Although they can’t sing, act or make you laugh (per se) - hand-held foods feature their own unique talents and compete for (consumers’) attention. Among these “talents” is the ability to meet consumers’ long list of convenience food demands: portability, healthier ingredients, innovative flavors and fast prep time.
This year saw a freezercase filled with new handheld options boasting these attributes - and overall category growth. Information Resources Inc. (IRI), Chicago, reports dollar and unit volume sales were up 3.5 percent and 0.2 percent respectively for the 52-week period ended December 30, 2007.

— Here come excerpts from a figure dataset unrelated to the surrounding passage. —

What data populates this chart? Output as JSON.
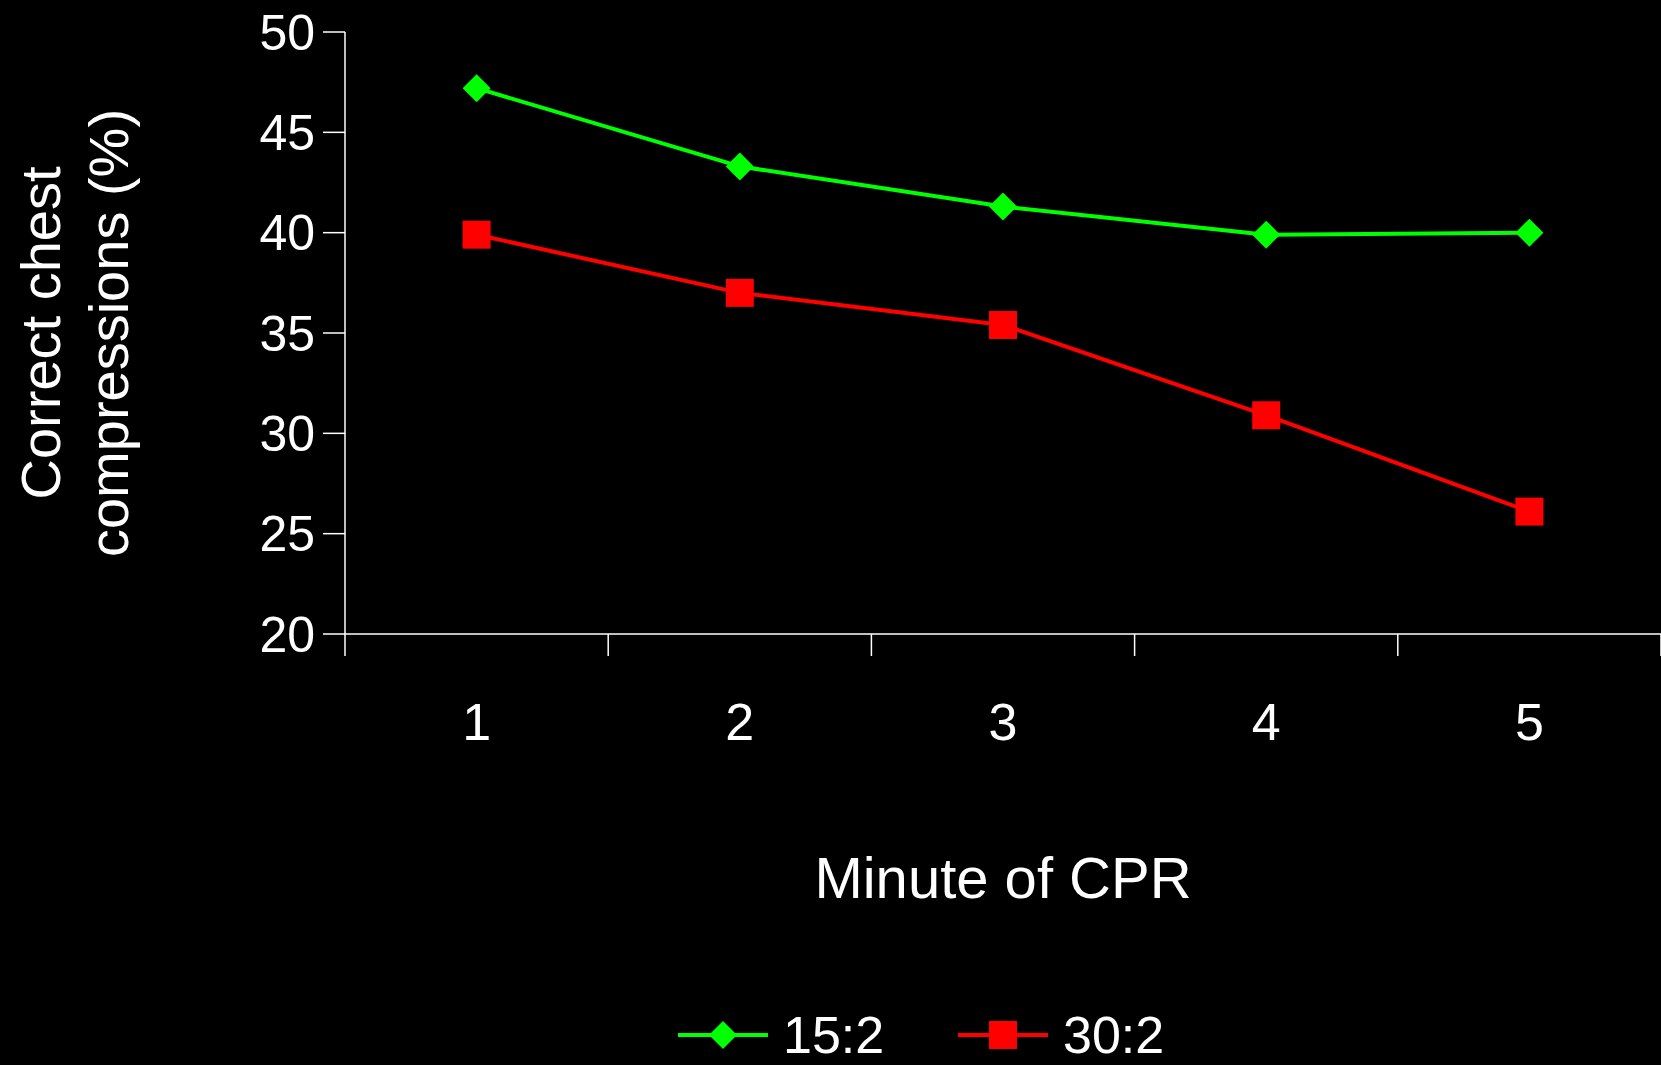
{
  "chart_data": {
    "type": "line",
    "xlabel": "Minute of CPR",
    "ylabel": "Correct chest compressions (%)",
    "categories": [
      "1",
      "2",
      "3",
      "4",
      "5"
    ],
    "series": [
      {
        "name": "15:2",
        "color": "#00ff00",
        "marker": "diamond",
        "values": [
          47.2,
          43.3,
          41.3,
          39.9,
          40.0
        ]
      },
      {
        "name": "30:2",
        "color": "#ff0000",
        "marker": "square",
        "values": [
          39.9,
          37.0,
          35.4,
          30.9,
          26.1
        ]
      }
    ],
    "ylim": [
      20,
      50
    ],
    "yticks": [
      20,
      25,
      30,
      35,
      40,
      45,
      50
    ],
    "grid": false,
    "legend": "bottom"
  }
}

“Let’s face it. Eating on the run is entrenched in our culture. Now, hand-held food is expanding to new flavor and form horizons, offering a host of ideas to excite consumers and build new businesses,” said Kimberly Egan, CEO of the Center for Culinary Development (CCD). CCD teamed with Packaged Facts, New York, for Hand-Held Foods: Culinary Trend Mapping Report, a study completed earlier this year.
The study found the following trends already taking place in the growing hand-held food category: multi-culturism, including Chinese, Indian and Latin American flavors; fresh and wholesome varieties made with ingredients such as cucumber, corn and avocado; premium twists to the familiar, sliders made with premium beef or lamb and unique specialty sauces and cheeses.
Category leader, Nestlé Prepared Foods, Solon, Ohio, expanded its handheld offerings this January by adding a new variety, Spinach Artichoke Chicken, to its line up of more than 20 Lean Pocket varieties. The handheld giant counts Hot Pockets, Croissant Pockets, stuffed subs, calzones and several Stouffer’s and Lean Cuisine offerings among its handheld products.
Last November saw Nestlé launch a whole grain version of its Lean Pockets. Nine varieties of Lean Pockets Made with Whole Grain each have 16 grams or more of whole grains and 7 grams of fat or less, Nestlé says.
Another on-the-go alternative, new this year, is Hillshire Farms Deli Wraps from Sara Lee Foods, Downers Grove, Ill. These chilled kits deliver all the ingredients needed to make a wrap on-the-go - tortillas, meat, cheese and sauce. Varieties include stand-bys (Turkey & Bacon Club) and slightly more exotic (Southwestern Chicken).
Also expanding in the sandwich kit category this year is Kraft Foods, Northfield, Ill., whose new Oscar Mayer Deli Creations Flatbread Sandwich kits joined the brand’s Sub Sandwich Kits on retail shelves. Here too, the kits are chilled and include deli meats, specialty sauces, natural cheeses and a flatbread.
Meanwhile, The Schwan Food Co., Marshall, Minn., has taken its Red Baron brand into the handheld category with Red Baron Singles French Bread Paninis.
“They’re great for snacks or as a meal,” says Jim Keane, senior director, Snack and Single Serve. Keane adds that the Panini come in four varieties.